According to Rodrigues, one of the biggest benefits for students is maximizing their majors to help them get hired. Most majors leave room for students to take many elective courses, but these can be used to obtain minors, clusters and certificates that can help bolster resumes.
“I feel (students) should definitely come to advising so they can figure out how to use their credits more wisely,” Rodrigues said. “A lot of students have no idea that they can use thei credits for certificates or maybe … clusters or minors. They have no idea of how many resources we have in advising to help them just not waste those credits.”
BYU-Idaho offers a vast array of degree options, having over 95 bachelor-level majors, 20 associate-level majors, 95 minors and 55 certificates, according to their website. With so many options, advisors can help students navigate through the programs and choose classes that will best suit them.

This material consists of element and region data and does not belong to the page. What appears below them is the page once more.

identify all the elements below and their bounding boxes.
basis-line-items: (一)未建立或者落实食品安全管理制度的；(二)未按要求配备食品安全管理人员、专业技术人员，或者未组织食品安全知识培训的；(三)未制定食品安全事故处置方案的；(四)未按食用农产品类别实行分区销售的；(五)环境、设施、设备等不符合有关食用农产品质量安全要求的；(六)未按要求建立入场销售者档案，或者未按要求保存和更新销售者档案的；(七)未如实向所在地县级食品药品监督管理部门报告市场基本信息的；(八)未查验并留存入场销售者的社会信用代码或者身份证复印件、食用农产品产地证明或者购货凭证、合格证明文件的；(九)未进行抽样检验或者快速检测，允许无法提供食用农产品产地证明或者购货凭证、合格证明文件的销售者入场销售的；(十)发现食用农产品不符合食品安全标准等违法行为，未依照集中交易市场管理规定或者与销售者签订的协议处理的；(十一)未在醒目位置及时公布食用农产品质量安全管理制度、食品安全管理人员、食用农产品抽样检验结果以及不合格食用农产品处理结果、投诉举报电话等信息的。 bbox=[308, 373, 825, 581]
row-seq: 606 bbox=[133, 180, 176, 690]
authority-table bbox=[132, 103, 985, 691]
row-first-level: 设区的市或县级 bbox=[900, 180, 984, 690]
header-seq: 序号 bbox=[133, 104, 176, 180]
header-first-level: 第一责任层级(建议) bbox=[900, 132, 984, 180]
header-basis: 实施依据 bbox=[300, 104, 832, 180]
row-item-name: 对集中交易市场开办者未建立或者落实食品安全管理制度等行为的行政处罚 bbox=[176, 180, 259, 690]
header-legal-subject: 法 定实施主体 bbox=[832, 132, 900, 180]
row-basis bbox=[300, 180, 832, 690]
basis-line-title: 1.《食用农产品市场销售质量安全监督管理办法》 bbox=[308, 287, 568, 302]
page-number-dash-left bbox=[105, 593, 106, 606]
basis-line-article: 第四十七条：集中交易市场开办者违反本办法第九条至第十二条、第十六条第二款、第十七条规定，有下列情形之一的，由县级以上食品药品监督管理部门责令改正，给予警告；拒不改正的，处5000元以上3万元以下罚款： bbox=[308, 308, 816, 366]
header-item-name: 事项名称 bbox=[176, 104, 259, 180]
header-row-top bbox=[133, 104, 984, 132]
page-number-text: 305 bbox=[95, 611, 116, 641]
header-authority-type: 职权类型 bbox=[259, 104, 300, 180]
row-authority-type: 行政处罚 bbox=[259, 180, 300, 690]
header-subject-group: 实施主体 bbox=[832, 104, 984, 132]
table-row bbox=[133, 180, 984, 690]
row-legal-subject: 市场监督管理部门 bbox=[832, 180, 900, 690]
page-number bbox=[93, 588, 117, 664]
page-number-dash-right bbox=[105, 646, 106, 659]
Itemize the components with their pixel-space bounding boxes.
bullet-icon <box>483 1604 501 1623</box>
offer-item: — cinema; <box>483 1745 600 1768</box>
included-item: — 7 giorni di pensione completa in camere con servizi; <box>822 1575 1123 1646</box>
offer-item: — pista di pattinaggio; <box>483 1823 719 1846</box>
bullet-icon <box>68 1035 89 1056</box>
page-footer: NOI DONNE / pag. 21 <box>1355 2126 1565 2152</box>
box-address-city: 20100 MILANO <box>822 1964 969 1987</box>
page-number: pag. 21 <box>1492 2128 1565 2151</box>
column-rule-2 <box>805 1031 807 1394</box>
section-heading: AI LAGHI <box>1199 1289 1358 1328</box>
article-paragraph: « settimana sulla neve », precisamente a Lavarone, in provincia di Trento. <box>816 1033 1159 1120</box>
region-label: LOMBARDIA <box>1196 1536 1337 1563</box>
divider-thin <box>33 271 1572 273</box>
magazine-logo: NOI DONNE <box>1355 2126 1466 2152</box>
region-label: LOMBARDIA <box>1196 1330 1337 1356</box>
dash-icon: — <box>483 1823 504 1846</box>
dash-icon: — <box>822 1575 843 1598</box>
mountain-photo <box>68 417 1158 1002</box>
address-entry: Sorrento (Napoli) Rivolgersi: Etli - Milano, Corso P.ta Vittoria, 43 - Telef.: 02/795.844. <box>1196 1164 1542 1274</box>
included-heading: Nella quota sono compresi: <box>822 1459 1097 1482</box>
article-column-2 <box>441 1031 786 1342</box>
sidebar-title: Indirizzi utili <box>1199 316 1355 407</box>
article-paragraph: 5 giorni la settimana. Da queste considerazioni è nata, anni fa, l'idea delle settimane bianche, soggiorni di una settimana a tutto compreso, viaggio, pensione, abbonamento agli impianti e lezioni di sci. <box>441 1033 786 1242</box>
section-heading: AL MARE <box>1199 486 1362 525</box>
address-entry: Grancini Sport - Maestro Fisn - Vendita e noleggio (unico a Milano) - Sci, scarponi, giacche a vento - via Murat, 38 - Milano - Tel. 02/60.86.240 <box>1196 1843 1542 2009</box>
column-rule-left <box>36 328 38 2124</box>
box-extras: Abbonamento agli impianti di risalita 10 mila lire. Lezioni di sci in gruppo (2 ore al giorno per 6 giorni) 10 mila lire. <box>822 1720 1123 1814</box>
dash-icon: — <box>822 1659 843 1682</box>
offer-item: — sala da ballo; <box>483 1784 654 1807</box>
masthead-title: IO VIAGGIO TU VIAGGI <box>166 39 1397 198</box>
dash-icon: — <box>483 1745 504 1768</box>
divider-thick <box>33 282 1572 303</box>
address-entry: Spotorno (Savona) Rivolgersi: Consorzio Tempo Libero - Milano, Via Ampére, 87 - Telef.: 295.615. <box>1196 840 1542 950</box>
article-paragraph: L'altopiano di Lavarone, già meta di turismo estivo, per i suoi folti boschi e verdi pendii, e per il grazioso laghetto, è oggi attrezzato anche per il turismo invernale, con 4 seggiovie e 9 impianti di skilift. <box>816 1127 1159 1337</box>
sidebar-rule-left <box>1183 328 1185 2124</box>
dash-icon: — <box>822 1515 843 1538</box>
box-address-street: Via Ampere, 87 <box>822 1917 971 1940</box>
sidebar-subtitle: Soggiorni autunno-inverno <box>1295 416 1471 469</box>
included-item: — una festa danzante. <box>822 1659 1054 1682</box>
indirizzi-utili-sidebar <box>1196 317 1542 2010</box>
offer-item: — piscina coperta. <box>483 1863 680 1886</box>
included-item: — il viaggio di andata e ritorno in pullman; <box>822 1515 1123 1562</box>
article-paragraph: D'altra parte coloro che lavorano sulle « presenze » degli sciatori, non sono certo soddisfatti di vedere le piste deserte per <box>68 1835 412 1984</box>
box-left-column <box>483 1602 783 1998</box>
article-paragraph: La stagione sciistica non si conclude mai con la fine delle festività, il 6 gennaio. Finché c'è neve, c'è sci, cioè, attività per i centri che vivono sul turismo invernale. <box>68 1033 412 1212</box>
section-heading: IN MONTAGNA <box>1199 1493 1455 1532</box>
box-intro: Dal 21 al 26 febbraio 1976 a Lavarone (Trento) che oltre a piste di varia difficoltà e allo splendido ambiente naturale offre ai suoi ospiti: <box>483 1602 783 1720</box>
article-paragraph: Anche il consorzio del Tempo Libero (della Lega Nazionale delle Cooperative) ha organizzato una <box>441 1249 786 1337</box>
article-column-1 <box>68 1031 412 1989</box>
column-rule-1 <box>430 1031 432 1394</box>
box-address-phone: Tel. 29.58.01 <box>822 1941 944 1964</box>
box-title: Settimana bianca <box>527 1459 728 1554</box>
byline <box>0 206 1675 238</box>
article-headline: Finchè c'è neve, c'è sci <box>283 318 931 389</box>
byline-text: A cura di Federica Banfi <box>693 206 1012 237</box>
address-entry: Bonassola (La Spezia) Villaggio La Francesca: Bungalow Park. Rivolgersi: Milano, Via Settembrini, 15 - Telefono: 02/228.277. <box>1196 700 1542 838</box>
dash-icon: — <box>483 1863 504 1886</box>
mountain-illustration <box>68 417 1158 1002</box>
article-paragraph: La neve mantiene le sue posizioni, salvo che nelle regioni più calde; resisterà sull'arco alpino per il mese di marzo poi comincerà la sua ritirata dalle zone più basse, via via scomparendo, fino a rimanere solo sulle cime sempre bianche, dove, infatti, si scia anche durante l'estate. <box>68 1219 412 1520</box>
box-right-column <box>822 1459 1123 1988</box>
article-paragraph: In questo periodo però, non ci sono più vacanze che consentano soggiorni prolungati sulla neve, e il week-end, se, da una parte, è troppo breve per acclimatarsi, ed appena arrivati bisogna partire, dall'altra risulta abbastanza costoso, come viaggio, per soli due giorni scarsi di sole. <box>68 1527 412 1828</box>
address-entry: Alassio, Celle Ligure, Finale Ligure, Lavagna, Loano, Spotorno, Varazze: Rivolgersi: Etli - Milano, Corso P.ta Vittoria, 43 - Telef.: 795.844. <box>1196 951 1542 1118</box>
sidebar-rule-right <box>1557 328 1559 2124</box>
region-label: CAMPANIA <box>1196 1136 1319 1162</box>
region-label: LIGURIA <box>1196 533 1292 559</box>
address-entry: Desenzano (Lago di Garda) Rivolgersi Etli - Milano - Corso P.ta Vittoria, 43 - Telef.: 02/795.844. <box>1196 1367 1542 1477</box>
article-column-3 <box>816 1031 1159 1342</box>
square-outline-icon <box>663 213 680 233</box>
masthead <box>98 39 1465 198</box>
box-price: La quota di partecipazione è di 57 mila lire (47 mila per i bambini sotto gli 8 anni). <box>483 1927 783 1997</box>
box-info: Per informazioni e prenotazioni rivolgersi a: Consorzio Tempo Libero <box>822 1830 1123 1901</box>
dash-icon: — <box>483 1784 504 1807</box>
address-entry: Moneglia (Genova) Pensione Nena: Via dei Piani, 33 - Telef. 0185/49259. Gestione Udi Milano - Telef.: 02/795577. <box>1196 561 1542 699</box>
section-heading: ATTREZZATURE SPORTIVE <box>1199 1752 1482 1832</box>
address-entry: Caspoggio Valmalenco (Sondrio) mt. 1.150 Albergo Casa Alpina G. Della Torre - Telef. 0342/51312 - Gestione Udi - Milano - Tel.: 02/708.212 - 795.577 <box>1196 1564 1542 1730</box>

One group of students that advisors feel can benefit from meeting are freshmen and sophomores.
Jared Rigby, an advisor for the College of Business and Communication and a senior studying communication, believes that working with newer students is one of the best experiences he gets with his occupation.
“It’s just so rewarding to be able to meet with new students, especially freshmen,” Rigby said. “Just kind of see them not know anything, and then by the end of an appointment, just be like, ‘All right, I have a solid plan now.’”
Advisors primarily work through I-Plan, an online tool that helps students with class planning and professional development. This tool assist students with seeing their path towards graduation visually, and each employee in Chapman Hall has mastered the software so that they can show advisees what to do.
The Academic Advising center is open weekdays from 8 a.m. to 5 p.m.. They’re not currently taking in-person appointments, but there availabilities for people to meet with advisors through phone call or over Zoom. Coming out of a busy registration season, Rodrigues and Rigby are eager for students to make appointments and meet with them.
“I get to help students find their dream major and just feel more confident about their academic plan, about the choices that they’re making,” Rodrigues said. “I really love students.”